While there have been a lot of relatively unbelievable stories about United States federal authorities as of late, with the revelation of PRISM’s tech privacy destroying policies, today we have a similarly ridiculous tale to tell, though this time it’s more about costing the tax payer money than it is their rights to individual freedoms.
In a state of panic over potential malware infestation, the Economic Development Administration (part of the Department of Commerce, which handles economic growth in low-income areas of the US) shut off its systems from the rest of the world back in 2011. While a similarly infected organisation, the National Oceanic and Atmospheric Administration, had its computers fixed up in a couple of weeks, the EDA went far further.
After marooning itself and quarantining the infected machines, it began clearing house and scanning everything in sight. The contractor it hired to do it, quickly began flagging up false positives and re-imaging machines to clear the “infection.” However, despite announcing a clean slate soon after, the head of the EDA was too fearful to accept this and thinking it could be under attack from hackers (despite having shut itself off from the online world) began trashing systems.
This not only included uninfected desktop systems, but items that even the most determined hacker would have trouble infecting: printers, cameras and even peripherals like keyboards and mice.
The whole debacle ultimately cost the tax payer over $2.7 million (£1.8 million), broken down (by Ars) to: $823,000 on the contractor, $1,061,000 on temporary computer systems, $4,300 on destruction of the aforementioned computer equipment, which was valued at $170,000 and nearly $700,000 on the long term contractor response and recovery.
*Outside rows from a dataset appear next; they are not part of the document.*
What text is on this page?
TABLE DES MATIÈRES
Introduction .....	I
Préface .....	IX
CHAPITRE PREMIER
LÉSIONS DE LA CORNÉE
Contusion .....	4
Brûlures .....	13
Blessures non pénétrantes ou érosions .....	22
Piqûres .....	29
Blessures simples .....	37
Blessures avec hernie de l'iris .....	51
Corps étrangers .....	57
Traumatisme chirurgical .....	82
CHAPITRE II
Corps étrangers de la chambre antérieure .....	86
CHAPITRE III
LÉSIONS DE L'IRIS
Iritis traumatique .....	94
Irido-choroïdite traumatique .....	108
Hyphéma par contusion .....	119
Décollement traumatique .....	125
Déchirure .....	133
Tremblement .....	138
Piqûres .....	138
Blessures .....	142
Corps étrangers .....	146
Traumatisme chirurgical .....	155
All in all, it took over a year to fix the same problem that took the NAOO just two weeks to clear out. None of the malware ultimately found was anything particularly malicious or novel, just simple everyday pieces of spyware and trojans – something that a government agency should have no problem fixing.
Instead, the EDA spent millions on something that a basic anti-malware scan could have fixed. It also shut down its email servers because of the malware initially coming from an external mail source – despite the servers themselves not being at risk.
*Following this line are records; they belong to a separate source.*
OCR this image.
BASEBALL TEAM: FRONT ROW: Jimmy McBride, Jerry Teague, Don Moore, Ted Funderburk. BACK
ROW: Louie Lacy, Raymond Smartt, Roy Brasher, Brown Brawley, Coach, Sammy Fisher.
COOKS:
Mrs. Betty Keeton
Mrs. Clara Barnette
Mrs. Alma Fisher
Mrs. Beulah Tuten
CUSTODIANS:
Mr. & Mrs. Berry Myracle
KitGuru Says: This is why government conspiracies are so hard to stomach. These are the types of organisations that people often peg things like the Twin Towers attacks on. Really? A government that can’t even handle a simple malware infection is competent enough to pull that off?
No one’s saying that the government isn’t shady enough to try and pull things off – just look at PRISM – but it gets caught out time and time again – again, just look at PRISM.